Shareholders are urged to mark, sign, date and send in their proxies
without delay.
ADDITIONAL INFORMATION
Additional information regarding the Company can be found in the
Company's Annual Report on Form 10-K for the fiscal year ended December 31,
1998, filed by the Company with the Securities and Exchange Commission.
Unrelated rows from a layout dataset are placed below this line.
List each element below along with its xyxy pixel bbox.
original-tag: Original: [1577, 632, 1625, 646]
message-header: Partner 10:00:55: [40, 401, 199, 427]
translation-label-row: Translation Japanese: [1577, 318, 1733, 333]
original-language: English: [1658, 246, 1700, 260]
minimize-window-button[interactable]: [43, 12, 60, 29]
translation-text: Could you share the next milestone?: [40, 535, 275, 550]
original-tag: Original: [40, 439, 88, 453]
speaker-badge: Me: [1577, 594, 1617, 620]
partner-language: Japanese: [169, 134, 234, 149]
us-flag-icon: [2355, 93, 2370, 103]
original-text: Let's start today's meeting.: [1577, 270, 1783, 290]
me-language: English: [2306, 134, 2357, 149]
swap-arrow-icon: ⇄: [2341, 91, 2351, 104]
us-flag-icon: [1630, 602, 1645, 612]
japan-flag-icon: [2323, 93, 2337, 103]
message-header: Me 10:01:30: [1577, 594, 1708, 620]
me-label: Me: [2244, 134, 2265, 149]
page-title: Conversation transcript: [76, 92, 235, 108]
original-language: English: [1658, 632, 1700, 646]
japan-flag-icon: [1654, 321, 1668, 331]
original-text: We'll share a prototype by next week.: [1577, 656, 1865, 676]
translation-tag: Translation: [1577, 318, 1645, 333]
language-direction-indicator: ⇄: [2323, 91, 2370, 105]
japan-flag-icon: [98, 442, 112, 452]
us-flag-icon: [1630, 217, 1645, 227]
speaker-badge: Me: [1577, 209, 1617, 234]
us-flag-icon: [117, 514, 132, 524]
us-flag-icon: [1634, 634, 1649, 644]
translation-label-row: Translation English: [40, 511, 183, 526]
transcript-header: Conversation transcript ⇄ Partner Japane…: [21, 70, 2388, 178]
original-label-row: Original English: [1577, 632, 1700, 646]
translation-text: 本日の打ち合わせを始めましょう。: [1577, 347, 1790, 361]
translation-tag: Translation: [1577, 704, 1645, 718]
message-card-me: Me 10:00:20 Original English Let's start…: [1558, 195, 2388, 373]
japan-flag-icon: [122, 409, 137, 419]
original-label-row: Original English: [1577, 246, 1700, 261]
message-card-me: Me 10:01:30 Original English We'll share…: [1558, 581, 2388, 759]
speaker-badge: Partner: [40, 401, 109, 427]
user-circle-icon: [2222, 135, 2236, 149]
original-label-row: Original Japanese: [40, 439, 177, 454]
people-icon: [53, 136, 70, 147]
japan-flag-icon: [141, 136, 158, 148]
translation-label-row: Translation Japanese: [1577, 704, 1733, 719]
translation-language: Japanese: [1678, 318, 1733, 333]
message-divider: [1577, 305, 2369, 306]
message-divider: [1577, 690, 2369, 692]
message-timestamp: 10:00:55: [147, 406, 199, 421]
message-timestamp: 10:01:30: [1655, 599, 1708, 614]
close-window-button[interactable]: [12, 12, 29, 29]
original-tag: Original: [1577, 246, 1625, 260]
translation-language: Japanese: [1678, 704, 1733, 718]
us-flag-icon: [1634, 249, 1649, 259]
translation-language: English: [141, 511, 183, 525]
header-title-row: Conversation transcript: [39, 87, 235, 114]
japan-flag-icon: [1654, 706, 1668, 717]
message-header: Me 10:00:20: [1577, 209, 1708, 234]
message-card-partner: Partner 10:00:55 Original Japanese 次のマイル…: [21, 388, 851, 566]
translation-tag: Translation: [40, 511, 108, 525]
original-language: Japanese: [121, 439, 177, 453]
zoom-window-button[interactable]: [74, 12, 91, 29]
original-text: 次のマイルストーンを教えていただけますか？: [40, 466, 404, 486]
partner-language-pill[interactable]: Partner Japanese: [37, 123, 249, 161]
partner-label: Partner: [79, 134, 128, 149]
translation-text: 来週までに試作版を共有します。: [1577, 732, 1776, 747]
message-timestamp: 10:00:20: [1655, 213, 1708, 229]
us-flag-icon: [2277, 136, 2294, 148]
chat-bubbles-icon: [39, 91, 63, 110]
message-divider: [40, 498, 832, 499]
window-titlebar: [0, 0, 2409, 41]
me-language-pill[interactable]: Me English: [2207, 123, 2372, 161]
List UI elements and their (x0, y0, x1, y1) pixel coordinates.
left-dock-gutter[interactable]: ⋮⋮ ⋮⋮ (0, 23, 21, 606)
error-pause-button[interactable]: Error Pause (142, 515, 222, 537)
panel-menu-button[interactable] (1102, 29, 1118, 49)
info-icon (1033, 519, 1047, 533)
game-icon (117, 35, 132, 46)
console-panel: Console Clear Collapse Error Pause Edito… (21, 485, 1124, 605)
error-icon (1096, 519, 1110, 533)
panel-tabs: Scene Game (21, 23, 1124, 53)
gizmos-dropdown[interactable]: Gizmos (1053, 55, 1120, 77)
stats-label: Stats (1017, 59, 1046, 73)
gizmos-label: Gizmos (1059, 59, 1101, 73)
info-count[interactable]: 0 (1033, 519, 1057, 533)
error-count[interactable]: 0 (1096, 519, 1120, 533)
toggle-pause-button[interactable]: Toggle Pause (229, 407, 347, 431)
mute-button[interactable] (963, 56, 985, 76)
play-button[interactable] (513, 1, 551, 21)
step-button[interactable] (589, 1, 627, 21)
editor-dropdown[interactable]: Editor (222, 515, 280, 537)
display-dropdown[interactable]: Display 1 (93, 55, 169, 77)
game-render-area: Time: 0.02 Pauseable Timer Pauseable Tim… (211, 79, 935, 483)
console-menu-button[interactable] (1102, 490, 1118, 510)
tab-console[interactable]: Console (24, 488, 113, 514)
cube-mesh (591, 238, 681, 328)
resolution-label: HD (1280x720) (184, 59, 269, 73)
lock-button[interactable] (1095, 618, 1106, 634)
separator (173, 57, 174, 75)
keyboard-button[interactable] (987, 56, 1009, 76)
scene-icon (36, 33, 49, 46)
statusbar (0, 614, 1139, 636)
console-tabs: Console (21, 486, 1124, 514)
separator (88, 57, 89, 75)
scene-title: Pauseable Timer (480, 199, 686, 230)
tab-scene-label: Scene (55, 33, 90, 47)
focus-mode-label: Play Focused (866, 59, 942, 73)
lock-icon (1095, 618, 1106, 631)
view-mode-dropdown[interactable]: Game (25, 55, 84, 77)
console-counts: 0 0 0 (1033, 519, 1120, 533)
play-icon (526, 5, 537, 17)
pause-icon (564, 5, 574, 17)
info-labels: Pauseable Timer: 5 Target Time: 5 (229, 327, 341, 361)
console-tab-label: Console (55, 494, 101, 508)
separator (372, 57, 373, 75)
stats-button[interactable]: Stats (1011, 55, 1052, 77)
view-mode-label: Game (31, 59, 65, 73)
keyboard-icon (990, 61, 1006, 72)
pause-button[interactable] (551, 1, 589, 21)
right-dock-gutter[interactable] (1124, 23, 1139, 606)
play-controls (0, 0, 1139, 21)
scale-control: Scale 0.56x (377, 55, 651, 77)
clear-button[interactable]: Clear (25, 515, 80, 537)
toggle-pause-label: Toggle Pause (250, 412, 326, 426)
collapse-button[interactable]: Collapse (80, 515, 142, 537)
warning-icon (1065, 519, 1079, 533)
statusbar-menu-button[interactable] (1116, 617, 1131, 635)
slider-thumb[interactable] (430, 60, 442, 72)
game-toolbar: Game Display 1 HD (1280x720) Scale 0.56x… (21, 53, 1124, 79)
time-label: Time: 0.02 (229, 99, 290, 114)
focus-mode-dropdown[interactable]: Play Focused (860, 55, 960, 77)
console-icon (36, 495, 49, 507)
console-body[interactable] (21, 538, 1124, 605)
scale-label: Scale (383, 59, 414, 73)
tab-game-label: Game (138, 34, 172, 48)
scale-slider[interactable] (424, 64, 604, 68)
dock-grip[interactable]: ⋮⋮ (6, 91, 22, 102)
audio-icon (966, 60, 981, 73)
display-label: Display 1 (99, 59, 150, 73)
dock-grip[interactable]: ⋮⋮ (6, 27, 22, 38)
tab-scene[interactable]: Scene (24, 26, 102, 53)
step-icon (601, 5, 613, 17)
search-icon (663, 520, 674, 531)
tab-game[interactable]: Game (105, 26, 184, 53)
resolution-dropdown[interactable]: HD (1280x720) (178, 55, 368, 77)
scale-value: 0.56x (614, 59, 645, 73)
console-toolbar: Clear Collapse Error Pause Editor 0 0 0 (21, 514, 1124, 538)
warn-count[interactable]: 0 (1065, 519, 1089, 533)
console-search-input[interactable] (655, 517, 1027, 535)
A
copy of the Company's Annual Report (excluding exhibits) is available to
shareholders without charge, upon written request to O'Reilly Automotive,
Inc., 233 South Patterson, Springfield, Missouri 65802, Attention: Investor
Relations.
By Order of the Board of Directors
Tricia Headley
Secretary
Springfield, Missouri
April 6, 1999
EXHIBIT A
ARTICLES OF AMENDMENT
TO THE
RESTATED ARTICLES OF INCORPORATION
OF
O'REILLY AUTOMOTIVE, INC.
O'REILLY AUTOMOTIVE, INC., a corporation organized and existing under the
laws of the State of Missouri (the "Company"), hereby certifies pursuant
to Section 351.090 of the Missouri General and Business Corporation Law as
follows:
FIRST: The Company desires to amend its Restated Articles of
Incorporation as currently in effect as hereinafter provided.
SECOND: Section (a) of Article III of the Restated Articles of
Incorporation is deleted in its entirety, and the following is
inserted in its place:
"(a) The aggregate number, class and par value of shares which
the corporation shall have authority to issue shall be ninety
million (90,000,000) shares of common stock, par value $.01 per
share (the "Common Stock") and five million (5,000,000) shares
of preferred stock, par value $.01 per share."